Effect of Intra-arrest Transport, Extracorporeal Cardiopulmonary Resuscitation, and Immediate Invasive Assessment and Treatment on Functional Neurologic Outcome in Refractory Out-of-Hospital Cardiac Arrest

医学 自然循环恢复 复苏 体外心肺复苏 随机对照试验 体外 临床试验 麻醉 耐火材料(行星科学) 内科学 心肺复苏术 心脏病学 天体生物学 物理
作者
Jan Bělohlávek,Jana Šmalcová,Daniel Rob,Ondřej Franěk,Ondřej Šmíd,Milana Pokorná,J Horák,Vratislav Mrázek,Tomáš Kovárník,David Zemánek,Aleš Král,Štěpán Havránek,Petra Kaválková,Lucie Kompelentova,Helena Tomková,Alan Mejstrik,Jaroslav Valasek,David Peřan,Jaroslav Pekara,Jan Rulíšek,Martin Balík,Michal Huptych,Jiří Jarkovský,Jan Malík,Anna Valeriánová,František Mlejnský,Petr Kolouch,Petra Havránková,Dan Romportl,Arnošt Komárek,Aleš Linhart,Michael Aschermann,Petr Jeřábek,Michal Paďour,Jan Šimek,Michal Otáhal,Marek Flaksa,Ilona Lálová,Markéta Hubatová,Michal Pořízka,Hana Skalická
出处
期刊:JAMA [American Medical Association]
卷期号:327 (8): 737-737 被引量:371
标识
DOI:10.1001/jama.2022.1025
摘要

Importance

Out-of-hospital cardiac arrest (OHCA) has poor outcome. Whether intra-arrest transport, extracorporeal cardiopulmonary resuscitation (ECPR), and immediate invasive assessment and treatment (invasive strategy) is beneficial in this setting remains uncertain.

Objective

To determine whether an early invasive approach in adults with refractory OHCA improves neurologically favorable survival.

Design, Setting, and Participants

Single-center, randomized clinical trial in Prague, Czech Republic, of adults with a witnessed OHCA of presumed cardiac origin without return of spontaneous circulation. A total of 256 participants, of a planned sample size of 285, were enrolled between March 2013 and October 2020. Patients were observed until death or day 180 (last patient follow-up ended on March 30, 2021).

Interventions

In the invasive strategy group (n = 124), mechanical compression was initiated, followed by intra-arrest transport to a cardiac center for ECPR and immediate invasive assessment and treatment. Regular advanced cardiac life support was continued on-site in the standard strategy group (n = 132).

Main Outcomes and Measures

The primary outcome was survival with a good neurologic outcome (defined as Cerebral Performance Category [CPC] 1-2) at 180 days after randomization.
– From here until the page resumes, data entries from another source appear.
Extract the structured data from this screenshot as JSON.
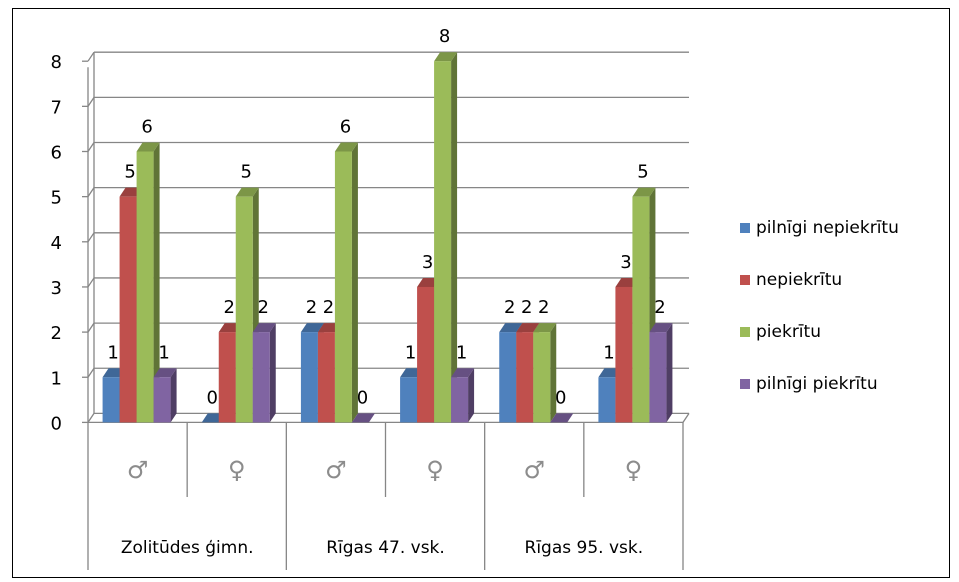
{
  "chart_data": {
    "type": "bar",
    "view": "3d-clustered-column",
    "groups": [
      "Zolitūdes ģimn.",
      "Rīgas 47. vsk.",
      "Rīgas 95. vsk."
    ],
    "subcategories": [
      "♂",
      "♀",
      "♂",
      "♀",
      "♂",
      "♀"
    ],
    "series": [
      {
        "name": "pilnīgi nepiekrītu",
        "color": "#4f81bd",
        "values": [
          1,
          0,
          2,
          1,
          2,
          1
        ]
      },
      {
        "name": "nepiekrītu",
        "color": "#c0504d",
        "values": [
          5,
          2,
          2,
          3,
          2,
          3
        ]
      },
      {
        "name": "piekrītu",
        "color": "#9bbb59",
        "values": [
          6,
          5,
          6,
          8,
          2,
          5
        ]
      },
      {
        "name": "pilnīgi piekrītu",
        "color": "#8064a2",
        "values": [
          1,
          2,
          0,
          1,
          0,
          2
        ]
      }
    ],
    "yticks": [
      "0",
      "1",
      "2",
      "3",
      "4",
      "5",
      "6",
      "7",
      "8"
    ],
    "ylim": [
      0,
      8
    ],
    "grid": true,
    "legend": "right",
    "data_labels": true
  }
}
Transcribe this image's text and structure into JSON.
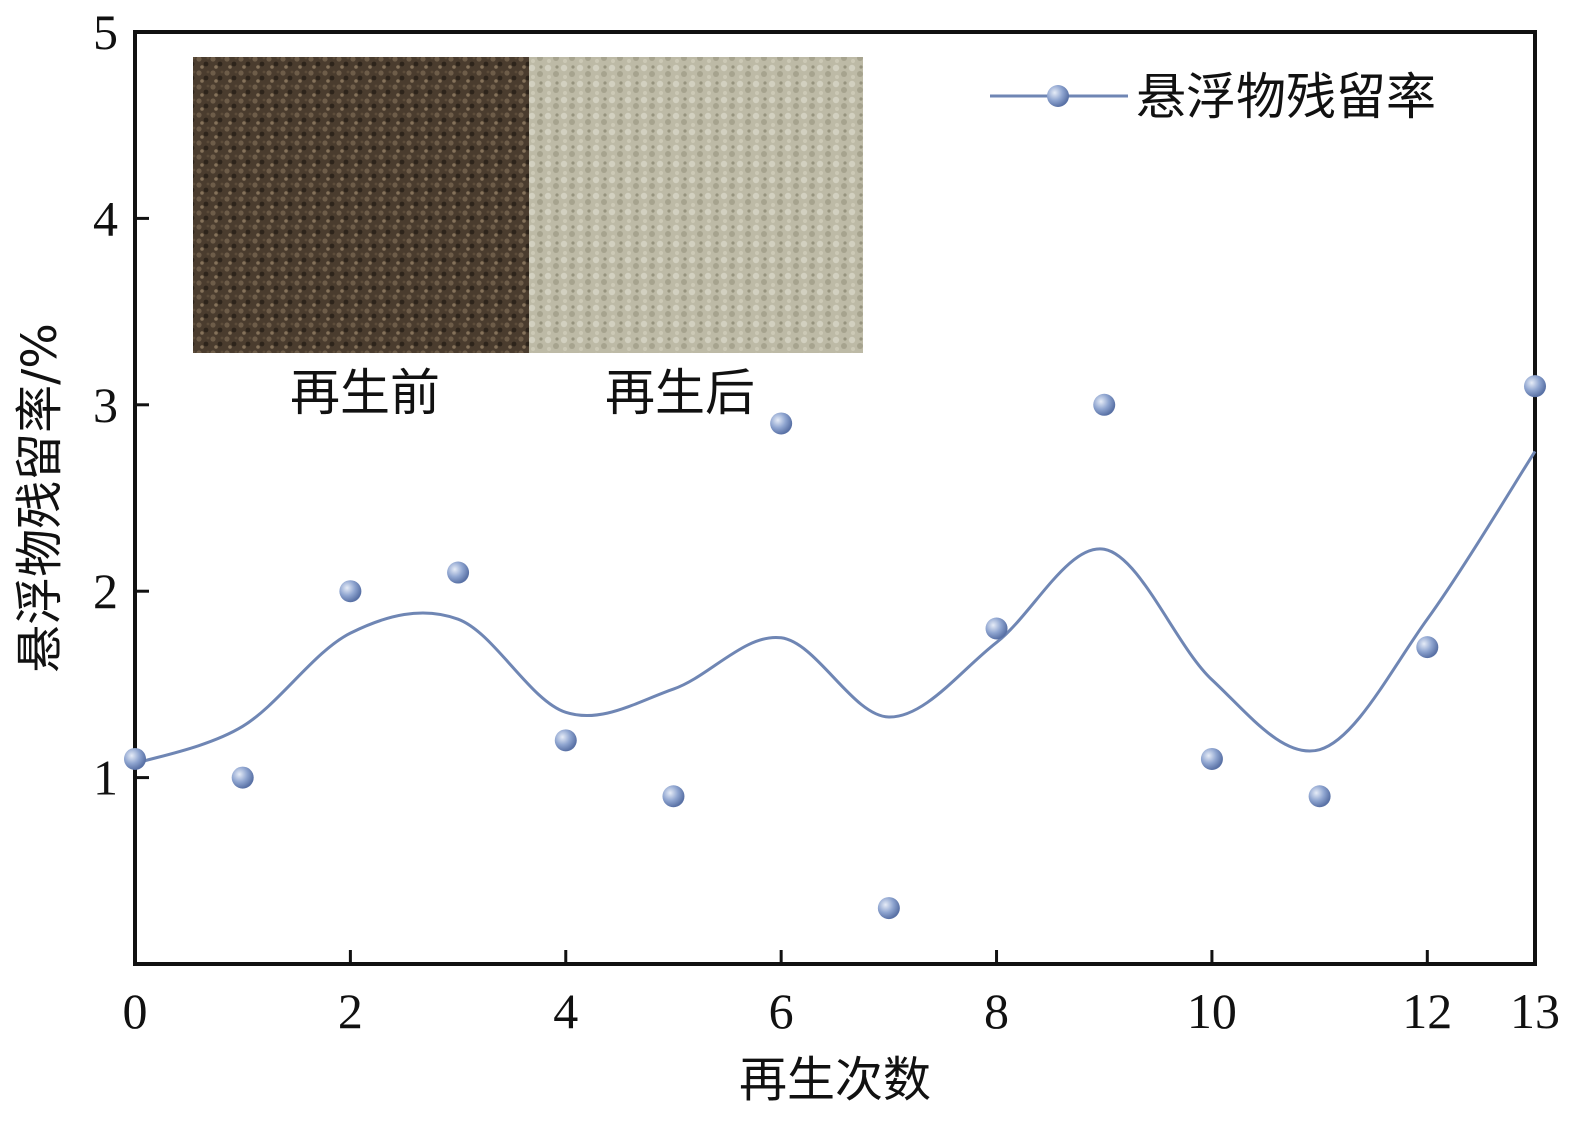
{
  "chart_data": {
    "type": "scatter",
    "xlabel": "再生次数",
    "ylabel": "悬浮物残留率/%",
    "xlim": [
      0,
      13
    ],
    "ylim": [
      0,
      5
    ],
    "xticks": [
      "0",
      "2",
      "4",
      "6",
      "8",
      "10",
      "12",
      "13"
    ],
    "yticks": [
      "1",
      "2",
      "3",
      "4",
      "5"
    ],
    "grid": false,
    "legend_position": "top-right",
    "series": [
      {
        "name": "悬浮物残留率",
        "color": "#6f86b4",
        "marker_color": "#8fa5d0",
        "x": [
          0,
          1,
          2,
          3,
          4,
          5,
          6,
          7,
          8,
          9,
          10,
          11,
          12,
          13
        ],
        "y": [
          1.1,
          1.0,
          2.0,
          2.1,
          1.2,
          0.9,
          2.9,
          0.3,
          1.8,
          3.0,
          1.1,
          0.9,
          1.7,
          3.1
        ]
      }
    ],
    "inset": {
      "captions": [
        "再生前",
        "再生后"
      ],
      "before_color": "#4a3c2e",
      "after_color": "#bdbaa6"
    }
  }
}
Secondary outcomes included neurologic recovery at 30 days (defined as CPC 1-2 at any time within the first 30 days) and cardiac recovery at 30 days (defined as no need for pharmacological or mechanical cardiac support for at least 24 hours).

Results

The trial was stopped at the recommendation of the data and safety monitoring board when prespecified criteria for futility were met. Among 256 patients (median age, 58 years; 44 [17%] women), 256 (100%) completed the trial. In the main analysis, 39 patients (31.5%) in the invasive strategy group and 29 (22.0%) in the standard strategy group survived to 180 days with good neurologic outcome (odds ratio [OR], 1.63 [95% CI, 0.93 to 2.85]; difference, 9.5% [95% CI, −1.3% to 20.1%];P = .09). At 30 days, neurologic recovery had occurred in 38 patients (30.6%) in the invasive strategy group and in 24 (18.2%) in the standard strategy group (OR, 1.99 [95% CI, 1.11 to 3.57]; difference, 12.4% [95% CI, 1.9% to 22.7%];P = .02), and cardiac recovery had occurred in 54 (43.5%) and 45 (34.1%) patients, respectively (OR, 1.49 [95% CI, 0.91 to 2.47]; difference, 9.4% [95% CI, −2.5% to 21%];P = .12). Bleeding occurred more frequently in the invasive strategy vs standard strategy group (31% vs 15%, respectively).

Conclusions and Relevance

Among patients with refractory out-of-hospital cardiac arrest, the bundle of early intra-arrest transport, ECPR, and invasive assessment and treatment did not significantly improve survival with neurologically favorable outcome at 180 days compared with standard resuscitation. However, the trial was possibly underpowered to detect a clinically relevant difference.